Technically as you identify, you could use a self-paced course in this way, but it’s going to be a pretty weird experience unless you do extensive customisation of the UI, I think. A lot of the language of the platform itself assumes that a course is…a course, that’s designed to be taken sequentially, which isn’t great for essentially just using a course as a website.
It’s possible to use Open edX for a surprisingly wide range of things, but I think the primary consideration is the learner experience you want to create, which it’s definitely worth having clearly mapped out and consider how you would create that in Open edX. I’m not sure I can answer that, but what I do know is that what you’re trying to create is definitely not what it’s built for, so while anything is technically possible with software, it may increase the amount of work you need to do beyond what you’re willing to spend on it in time, money or both.

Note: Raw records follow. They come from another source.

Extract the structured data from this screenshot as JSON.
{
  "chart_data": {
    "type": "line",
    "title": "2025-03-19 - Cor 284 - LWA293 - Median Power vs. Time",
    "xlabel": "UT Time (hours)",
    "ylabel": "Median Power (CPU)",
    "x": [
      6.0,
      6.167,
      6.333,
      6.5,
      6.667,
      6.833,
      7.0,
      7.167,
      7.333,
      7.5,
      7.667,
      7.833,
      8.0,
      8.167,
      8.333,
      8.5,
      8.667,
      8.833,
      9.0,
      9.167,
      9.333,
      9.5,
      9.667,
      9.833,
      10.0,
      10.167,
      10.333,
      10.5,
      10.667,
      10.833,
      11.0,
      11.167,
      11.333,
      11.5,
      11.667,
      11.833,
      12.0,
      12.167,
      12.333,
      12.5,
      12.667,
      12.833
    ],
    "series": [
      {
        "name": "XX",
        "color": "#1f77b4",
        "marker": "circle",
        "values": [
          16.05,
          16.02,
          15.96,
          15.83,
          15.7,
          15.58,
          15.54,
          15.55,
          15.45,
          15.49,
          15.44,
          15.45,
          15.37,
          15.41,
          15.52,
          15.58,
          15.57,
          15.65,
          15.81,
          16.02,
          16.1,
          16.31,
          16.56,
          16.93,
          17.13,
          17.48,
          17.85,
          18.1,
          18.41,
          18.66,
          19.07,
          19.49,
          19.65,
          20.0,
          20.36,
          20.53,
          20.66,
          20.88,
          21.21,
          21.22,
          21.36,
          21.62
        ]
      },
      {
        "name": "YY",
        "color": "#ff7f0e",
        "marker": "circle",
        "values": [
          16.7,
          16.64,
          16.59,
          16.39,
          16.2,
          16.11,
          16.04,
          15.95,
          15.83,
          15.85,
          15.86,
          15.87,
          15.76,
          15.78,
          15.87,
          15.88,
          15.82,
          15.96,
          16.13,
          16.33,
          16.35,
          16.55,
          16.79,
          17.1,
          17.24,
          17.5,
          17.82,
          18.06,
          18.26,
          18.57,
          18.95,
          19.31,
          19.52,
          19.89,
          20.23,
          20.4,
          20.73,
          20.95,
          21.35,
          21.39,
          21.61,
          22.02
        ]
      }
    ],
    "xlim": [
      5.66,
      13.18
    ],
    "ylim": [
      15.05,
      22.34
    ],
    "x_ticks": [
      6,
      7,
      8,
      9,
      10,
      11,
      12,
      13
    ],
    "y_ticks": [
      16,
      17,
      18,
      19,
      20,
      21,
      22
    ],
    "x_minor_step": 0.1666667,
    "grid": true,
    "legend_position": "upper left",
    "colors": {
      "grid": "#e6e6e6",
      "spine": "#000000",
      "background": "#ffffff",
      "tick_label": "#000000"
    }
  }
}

Bit of a non-answer, but that’s the most I can offer you!
The current version of Open edX is designed around the concept of courses, and at the moment some hacks will be required to get the sort of learner experience you’re describing.
However, we are actively working on making the system more flexible by replacing the concept of a “course” with the more generic concept of a “learning context,” where a learning context can be a traditional course or something much different like a spaced repetition tool that provides tailored flashcards based on the course-independent learner model. The upcoming version of Open edX already includes some of the framework to support this, allowing developers to define new “learning contexts” and install them into the system as plugins.
For example, the new “Content Libraries v2” which will eventually replace the existing content libraries feature, is built as a learning context.
That said, this “learning context” project and the related Blockstore / Runtime projects are still in the early stages and may not be ready for your sort of use cases. If you need to hit the ground running tomorrow, it probably won’t have what you need, but if you plan to start in a year or so I think you’ll find it’s now quite a good fit. And if you can contribute to the project in the meantime, that’s even better
Thanks for that very useful info. We want to run a pilot first, and if the pilot has a bit of duct tape then that is definitely not a show-stopper. I also don’t mind working off a dev branch, particularly if that means I can contribute feedback and/or fixes. I would be working on a Helm chart anyway, which also appears to be something that also might interest the community and would Automate All The Things .
In terms of more involved contributions, are there any mid-long-term vision documents out there? I ask because what I want to build is very learner/knowledge-focussed, not course/institution-focussed. Ubiquitous computing now allows us to build sophisticated learner/user models that go significantly beyond the traditional model of course+certification, meaning we can build learning tools that evolve in quasi-realtime to a learner’s needs. This obviously doesn’t obviate the need for courses and institutions, I think it actually considerably increases and personalises the value they can provide. But in a sense it’s more a platform for storing detailed evidence for knowledge (past and present) and allowing that data to be used most productively for the learner, rather than producing “educational achievements”, like obtaining grade A on course B from university C at time D.
This all presupposes a slightly different view to learning and education than the traditional model assumes, and how technology can contribute. Open edX is great for MOOCs, and it may be that trying to turn it into something different would be a Bad Idea. I can always just get the information out and that would probably be the best choice if stakeholders are happy with the current course/institution focus at the abstract level.